Challenge 19: Dealing with Diabetes
Level: Easy or Medium
Description: In this challenge you will take the role of a clinician and check if machine learning can help you predict diabetes. You should create a solution that beats a baseline accuracy of 65%, and also works very well for both classes (having diabetes vs not having diabetes). We got an accuracy of 77% with a minimal workflow. If you'd like to take this challenge from easy to medium, try implementing:
Author: Victor Palacios
The dataset is part of the large dataset held at the National Institutes of Diabetes-Digestive-Kidney Diseases in the USA. Data used for diabetes research on Pima Indian women aged 21 and over living in Phoenix, the 5th largest city in the State of Arizona in the USA. The target variable is specified as "outcome"; 1 indicates positive diabetes test result, 0 indicates negative. Someone has already been conducted on this dataset on Kaggle, so we won't delve into it too much here.
The dataset consists of only 768 records. If we divide it into a training set and a test set, the amount of data available for training will be further reduced. Additionally, there is an issue of data imbalance in the results, meaning that there are fewer instances of people with diabetes compared to those without. In such cases, we need to utilize data synthesis techniques.
Because the data is unbalanced, we stratified the data into training and testing sets. Then, we used the SMOTE method to synthesize the data. Finally, we applied the RF algorithm from H2O for classification and obtained the final results.
What is SMOTE
SMOTE, which stands for Synthetic Minority Over-sampling Technique, is a statistical technique used to increase the amount of minor classes in imbalanced machine learning datasets.
In many real-world classification problems, there may be a significant imbalance in the number of instances for each class – some classes may have much fewer instances than others (known as minority classes). This can cause machine learning algorithms to be biased towards majority classes, resulting in poor predictive performance for minority classes.

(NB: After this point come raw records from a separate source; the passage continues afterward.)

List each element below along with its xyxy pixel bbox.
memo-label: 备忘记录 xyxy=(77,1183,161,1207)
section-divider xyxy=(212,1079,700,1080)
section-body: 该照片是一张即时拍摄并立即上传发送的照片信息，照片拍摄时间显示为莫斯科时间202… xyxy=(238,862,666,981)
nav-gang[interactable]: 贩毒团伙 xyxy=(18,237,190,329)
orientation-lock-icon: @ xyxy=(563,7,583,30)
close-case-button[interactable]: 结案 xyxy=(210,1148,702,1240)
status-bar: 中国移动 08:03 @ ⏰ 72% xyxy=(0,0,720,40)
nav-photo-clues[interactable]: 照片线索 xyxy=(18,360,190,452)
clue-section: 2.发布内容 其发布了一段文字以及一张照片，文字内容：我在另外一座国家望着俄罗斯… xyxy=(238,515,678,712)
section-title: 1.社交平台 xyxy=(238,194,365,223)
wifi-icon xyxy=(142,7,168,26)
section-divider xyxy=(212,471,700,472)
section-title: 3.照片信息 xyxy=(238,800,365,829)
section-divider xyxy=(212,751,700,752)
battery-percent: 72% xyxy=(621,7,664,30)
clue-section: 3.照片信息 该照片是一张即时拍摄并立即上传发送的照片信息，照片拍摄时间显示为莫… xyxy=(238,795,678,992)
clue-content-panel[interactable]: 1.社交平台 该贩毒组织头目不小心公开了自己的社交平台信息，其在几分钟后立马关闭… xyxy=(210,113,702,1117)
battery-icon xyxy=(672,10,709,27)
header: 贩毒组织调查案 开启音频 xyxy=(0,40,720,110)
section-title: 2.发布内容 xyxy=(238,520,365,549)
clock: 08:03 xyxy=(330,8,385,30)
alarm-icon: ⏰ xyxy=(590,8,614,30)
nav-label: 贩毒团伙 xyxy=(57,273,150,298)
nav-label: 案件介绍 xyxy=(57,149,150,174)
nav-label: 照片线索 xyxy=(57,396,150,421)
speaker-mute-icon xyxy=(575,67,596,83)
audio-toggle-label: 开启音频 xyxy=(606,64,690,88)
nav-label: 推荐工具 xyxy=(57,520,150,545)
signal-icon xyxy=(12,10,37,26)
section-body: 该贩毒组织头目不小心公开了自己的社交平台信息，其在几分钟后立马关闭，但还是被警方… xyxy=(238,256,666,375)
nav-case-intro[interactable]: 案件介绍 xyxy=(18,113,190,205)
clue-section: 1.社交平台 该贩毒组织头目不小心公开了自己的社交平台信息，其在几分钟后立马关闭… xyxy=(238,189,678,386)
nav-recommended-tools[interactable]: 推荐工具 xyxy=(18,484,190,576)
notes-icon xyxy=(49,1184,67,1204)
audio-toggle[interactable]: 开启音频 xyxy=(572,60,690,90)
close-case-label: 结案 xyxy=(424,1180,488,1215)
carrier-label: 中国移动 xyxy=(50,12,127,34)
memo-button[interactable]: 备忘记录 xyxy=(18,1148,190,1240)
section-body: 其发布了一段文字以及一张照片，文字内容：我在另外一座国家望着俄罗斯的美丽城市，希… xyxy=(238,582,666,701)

SMOTE works by generating synthetic instances of the minority class, rather than simply oversampling the minority class or undersampling the majority class. It selects instances that are close in the feature space, drawing a line between the instances in feature space and creating a sample at a point along that line. This provides a more nuanced method of increasing the presence of the minority class in the dataset, and can lead to improved model performance.
Pros and Cons
SMOTE indeed has several advantages and disadvantages.
Advantages of SMOTE:
- Overcomes the Overfitting Problem: Overfitting is a common problem when dealing with imbalanced datasets. SMOTE helps to alleviate this risk by generating synthetic examples rather than replicating instances.
- Solves the Issues of Under-sampling: While under-sampling helps to balance the data, it results in losing important data points from the majority class that could be extremely important. With SMOTE, no such information from the majority class is lost.
- Improved Predictive Performance: By balancing class distribution through the generation of synthetic instances, SMOTE can improve the performance of machine learning models, particularly for the minority class.
Disadvantages of SMOTE:
- Not Effective for High Dimensional Data: If the dataset is high dimensional, SMOTE might not perform well since it may end up introducing noise.
- Increases the Likelihood of Overfitting: If the synthetic data is generated without a sufficient understanding of the data distributions, the model could potentially overfit the synthetic data.
- Generation of Noisy Samples: SMOTE can generate synthetic points that are not necessarily representative of valid points in the original feature space, resulting in noisier data.
- The dataset contains several erroneous values, some of which are clearly impossible, such as Zero blood pressure. I'm not sure how to handle this situation in the best way or if it would improve the metrics. I attempted a simple approach to address the issue, but it did not improve the final metrics. I'm unsure of the reason behind this.
- There are also other data synthesis methods that I'm not sure would be effective. Personally, I am somewhat opposed to data synthesis methods because they introduce noisy data. However, given the small size of this dataset, I haven't found any other alternatives.
- It would be beneficial to have more features, such as the person's regular blood sugar/insulin levels, to make comparisons.